L’ancien président de la République de Côte d’Ivoire, de 1993 à 1999, Henri Konan Bédié, a subitement tiré sa révérence, le mardi 1er août 2023, à la polyclinique internationale Sainte Anne-
Marie (PISAM) d’Abidjan-Cocody où il avait été transféré d’urgence par hélicoptère après avoir piqué une crise à sa résidence de Daoukro, sa ville d’origine, au Centre-Est du pays. Selon des sources proches du PDCI-RDA, c’est à la PISAM que le patriarche Bédié s’est éteint, à l’âge de 89 ans.
Un des doyens au fort charisme de la vie politique ivoirienne, à la fois adulé, respecté et controversé, Henri Konan Bédié marque, à travers sa disparition, la fermeture d’une page politique de la Côte d’Ivoire. Celle des héritiers de feu Félix Houphouët-Boigny qui sont restés fidèles à l’instrument politique du père-fondateur qu’est le PDCI-RDA. Mais qui ont, au demeurant, pris quelque liberté relativement à la vision sociétale d’Houphouët-Boigny en prônant le concept de l’ivoirité, plus exclusionniste que rassembleur. Aux antipodes évidemment de la Côte d’Ivoire qu’a entretenue, le premier président, Houphouët-Boigny , durant ses 33 ans de pouvoir.
Le décès du président Henri Konan Bédié qui est incontestablement un grand deuil et une grande perte pour la Côte d’Ivoire ouvrira également une nouvelle page au sein du PDCI-RDA dont il a pris les rênes en 1993 après la mort de Félix Houphouët-Boigny.
Candidat « naturel » du parti, il était pressenti pour en être le candidat à l’élection présidentielle de 2025. Le 13e congrès ordinaire du PDCI-RDA prévu, les 19, 20 et 21 octobre 2023, devrait entériner cela tout en reconduisant Bédié au poste de président du plus vieux parti politique de Côte d’Ivoire. La présence du président Bédié au contrôle de l’appareil du parti en dépit de son âge et sa détermination à être candidat en 2025 suscitaient des grincements de dents parmi la jeune génération qui désespérait de plus en plus pour son avenir.
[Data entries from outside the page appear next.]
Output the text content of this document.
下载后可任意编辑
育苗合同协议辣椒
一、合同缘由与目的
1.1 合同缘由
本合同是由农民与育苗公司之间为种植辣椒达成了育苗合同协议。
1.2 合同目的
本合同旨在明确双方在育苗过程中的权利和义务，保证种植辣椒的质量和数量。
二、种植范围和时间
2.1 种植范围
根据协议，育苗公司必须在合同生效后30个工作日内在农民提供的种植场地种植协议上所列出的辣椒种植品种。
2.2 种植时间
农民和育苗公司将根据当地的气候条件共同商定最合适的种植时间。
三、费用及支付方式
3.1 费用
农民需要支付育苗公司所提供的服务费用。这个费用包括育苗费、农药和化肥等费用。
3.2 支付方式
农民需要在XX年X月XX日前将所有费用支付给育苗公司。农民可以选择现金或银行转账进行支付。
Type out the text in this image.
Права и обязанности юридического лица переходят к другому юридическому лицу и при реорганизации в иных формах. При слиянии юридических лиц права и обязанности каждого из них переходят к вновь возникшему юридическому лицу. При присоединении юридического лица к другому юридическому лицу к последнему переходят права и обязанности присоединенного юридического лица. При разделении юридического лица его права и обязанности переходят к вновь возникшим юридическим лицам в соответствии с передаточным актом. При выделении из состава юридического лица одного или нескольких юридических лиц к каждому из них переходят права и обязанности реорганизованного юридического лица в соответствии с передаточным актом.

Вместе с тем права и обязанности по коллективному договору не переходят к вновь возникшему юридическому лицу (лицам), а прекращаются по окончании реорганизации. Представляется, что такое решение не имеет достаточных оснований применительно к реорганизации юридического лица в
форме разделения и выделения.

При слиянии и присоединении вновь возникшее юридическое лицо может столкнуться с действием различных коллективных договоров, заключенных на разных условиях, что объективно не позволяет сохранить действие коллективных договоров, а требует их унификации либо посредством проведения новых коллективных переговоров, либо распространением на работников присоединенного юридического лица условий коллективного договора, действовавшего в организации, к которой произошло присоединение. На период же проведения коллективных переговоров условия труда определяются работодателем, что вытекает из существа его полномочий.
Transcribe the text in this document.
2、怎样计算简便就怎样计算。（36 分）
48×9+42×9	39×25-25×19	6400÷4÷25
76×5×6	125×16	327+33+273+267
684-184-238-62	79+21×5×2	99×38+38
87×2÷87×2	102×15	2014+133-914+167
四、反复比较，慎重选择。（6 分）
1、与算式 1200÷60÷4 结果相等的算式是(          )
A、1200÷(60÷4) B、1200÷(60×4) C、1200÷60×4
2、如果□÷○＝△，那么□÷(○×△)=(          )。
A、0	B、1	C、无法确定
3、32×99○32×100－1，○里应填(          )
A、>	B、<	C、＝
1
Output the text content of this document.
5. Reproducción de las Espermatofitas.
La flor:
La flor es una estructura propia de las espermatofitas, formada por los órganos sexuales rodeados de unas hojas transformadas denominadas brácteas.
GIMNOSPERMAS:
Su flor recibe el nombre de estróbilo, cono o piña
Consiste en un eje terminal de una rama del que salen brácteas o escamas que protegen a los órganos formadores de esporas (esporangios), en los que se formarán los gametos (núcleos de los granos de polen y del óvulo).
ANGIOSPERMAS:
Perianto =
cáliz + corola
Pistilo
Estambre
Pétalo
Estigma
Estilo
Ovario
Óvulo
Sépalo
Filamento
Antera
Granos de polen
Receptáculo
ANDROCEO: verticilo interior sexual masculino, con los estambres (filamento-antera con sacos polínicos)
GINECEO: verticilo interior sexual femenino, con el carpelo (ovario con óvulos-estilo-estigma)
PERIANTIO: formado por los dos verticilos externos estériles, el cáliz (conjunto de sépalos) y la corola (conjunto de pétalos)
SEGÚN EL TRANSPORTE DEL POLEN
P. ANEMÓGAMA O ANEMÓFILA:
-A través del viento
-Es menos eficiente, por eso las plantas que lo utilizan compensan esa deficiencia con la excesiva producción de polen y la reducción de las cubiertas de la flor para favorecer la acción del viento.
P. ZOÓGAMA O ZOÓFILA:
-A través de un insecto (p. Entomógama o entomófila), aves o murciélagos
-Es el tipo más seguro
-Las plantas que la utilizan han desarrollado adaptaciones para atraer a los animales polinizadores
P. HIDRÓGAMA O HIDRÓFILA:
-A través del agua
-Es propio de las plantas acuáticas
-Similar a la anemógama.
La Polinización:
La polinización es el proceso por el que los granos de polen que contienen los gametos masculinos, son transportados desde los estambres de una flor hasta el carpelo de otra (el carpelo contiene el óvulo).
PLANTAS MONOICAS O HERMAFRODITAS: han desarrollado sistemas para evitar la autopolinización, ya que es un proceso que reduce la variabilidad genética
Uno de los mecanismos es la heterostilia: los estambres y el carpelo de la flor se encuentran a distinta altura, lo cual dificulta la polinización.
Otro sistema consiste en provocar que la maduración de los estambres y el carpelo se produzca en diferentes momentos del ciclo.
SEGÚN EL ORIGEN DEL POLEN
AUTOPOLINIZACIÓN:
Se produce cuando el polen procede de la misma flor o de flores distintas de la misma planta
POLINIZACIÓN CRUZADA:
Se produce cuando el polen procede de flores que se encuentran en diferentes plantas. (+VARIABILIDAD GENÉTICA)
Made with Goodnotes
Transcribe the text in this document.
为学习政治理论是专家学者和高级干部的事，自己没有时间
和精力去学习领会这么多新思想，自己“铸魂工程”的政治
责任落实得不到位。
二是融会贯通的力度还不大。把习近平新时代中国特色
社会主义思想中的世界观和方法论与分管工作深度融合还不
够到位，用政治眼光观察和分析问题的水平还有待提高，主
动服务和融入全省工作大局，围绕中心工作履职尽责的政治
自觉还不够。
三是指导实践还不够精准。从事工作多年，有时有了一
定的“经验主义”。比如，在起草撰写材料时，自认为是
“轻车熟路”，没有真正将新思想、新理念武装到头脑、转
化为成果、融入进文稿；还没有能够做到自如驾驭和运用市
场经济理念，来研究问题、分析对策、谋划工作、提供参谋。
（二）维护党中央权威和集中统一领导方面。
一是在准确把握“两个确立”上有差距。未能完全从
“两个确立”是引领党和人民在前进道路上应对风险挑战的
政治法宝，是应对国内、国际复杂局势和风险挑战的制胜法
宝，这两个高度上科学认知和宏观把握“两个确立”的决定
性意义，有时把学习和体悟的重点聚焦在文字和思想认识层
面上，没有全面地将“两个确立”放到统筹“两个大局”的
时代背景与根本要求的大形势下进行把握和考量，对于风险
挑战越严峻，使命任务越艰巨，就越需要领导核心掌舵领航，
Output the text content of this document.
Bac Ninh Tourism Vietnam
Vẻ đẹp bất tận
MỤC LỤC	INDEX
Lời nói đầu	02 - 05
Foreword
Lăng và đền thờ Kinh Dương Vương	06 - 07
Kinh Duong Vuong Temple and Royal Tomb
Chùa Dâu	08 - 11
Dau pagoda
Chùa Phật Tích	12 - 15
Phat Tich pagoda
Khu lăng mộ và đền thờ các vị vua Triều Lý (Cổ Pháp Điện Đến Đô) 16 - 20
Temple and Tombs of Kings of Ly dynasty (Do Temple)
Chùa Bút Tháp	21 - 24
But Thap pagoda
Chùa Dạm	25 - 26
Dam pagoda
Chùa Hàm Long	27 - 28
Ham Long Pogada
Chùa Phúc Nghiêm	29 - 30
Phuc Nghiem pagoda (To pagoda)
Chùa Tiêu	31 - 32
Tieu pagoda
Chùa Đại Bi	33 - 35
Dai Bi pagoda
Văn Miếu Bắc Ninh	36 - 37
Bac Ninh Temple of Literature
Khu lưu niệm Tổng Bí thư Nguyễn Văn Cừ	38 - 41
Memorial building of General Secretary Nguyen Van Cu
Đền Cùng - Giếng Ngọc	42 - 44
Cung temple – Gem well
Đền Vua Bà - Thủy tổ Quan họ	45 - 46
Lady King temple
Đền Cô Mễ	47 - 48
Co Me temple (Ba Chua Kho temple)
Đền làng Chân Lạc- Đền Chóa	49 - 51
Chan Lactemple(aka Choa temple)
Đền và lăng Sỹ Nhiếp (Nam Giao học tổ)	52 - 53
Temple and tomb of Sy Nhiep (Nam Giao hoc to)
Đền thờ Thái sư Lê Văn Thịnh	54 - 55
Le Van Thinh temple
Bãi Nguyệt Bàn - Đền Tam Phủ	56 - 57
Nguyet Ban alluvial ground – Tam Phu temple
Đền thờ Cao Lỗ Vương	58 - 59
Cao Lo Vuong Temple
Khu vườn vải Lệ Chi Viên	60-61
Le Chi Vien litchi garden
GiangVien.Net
Avec le décès du patriarche à la grande autorité, c’est un PDCI-RDA, pas à l’abri des convulsions, qui abordera les échéances futures. Notamment le congrès ordinaire et les élections locales (municipales et régionales) puis la présidentielle. D’autant que les ambitions longtemps étouffées et les rancœurs tues pourraient s’exprimer au grand jour.
Né le 5 mai 1934 à Daoukro, Henri Konan Bédié a été, à moins de 30 ans d’âge, ambassadeur de la Côte d’Ivoire aux États-Unis (1961-1966) sous John Fitzgerald Kennedy puis Lyndon Johnson.
Rentré en Côte d’Ivoire, il a successivement occupé les postes de délégué aux Affaires économiques et financières (1966-1968) ; ministre de l’Économie et des Finances (1968-1977) et président de l’Assemblée nationale (1980-1993) sous la gouvernance du président Félix Houphouët-Boigny. Qui a fait de lui, son dauphin constitutionnel. À la mort du Vieux (feu Houphouët-Boigny) , Bédié chef de l’État conformément à la constitution , de l’époque, avant d’être élu président de la République en 1995. Mais il sera renversé, en décembre 1999, par un coup d’État militaire conduit par le général Robert Guéï.
En 2005, Bédié fonde avec son redoutable adversaire, Alassane Ouattara, la coalition du Rassemblement des Houphouétistes pour la démocratie et la paix (RHDP) puis ils s’allient en 2010 pour vaincre Laurent Gbagbo à l’élection présidentielle. En 2018, le divorce survient entre Ouattara et Bédié. Schéma inverse, Henri Konan Bédie et Laurent Gbagbo deviennent des alliés à partir de 2020 contre Alassane Ouattara. Mais entretemps, pour ramener la paix et la réconciliation entre les « trois grands », le président de la République de Côte d’Ivoire, Alassane Ouattara, initie des rencontres d’échanges et de fraternité avec ses deux prédécesseurs. Le contexte politique surchauffé depuis 2020 s’apaise alors de plus en plus.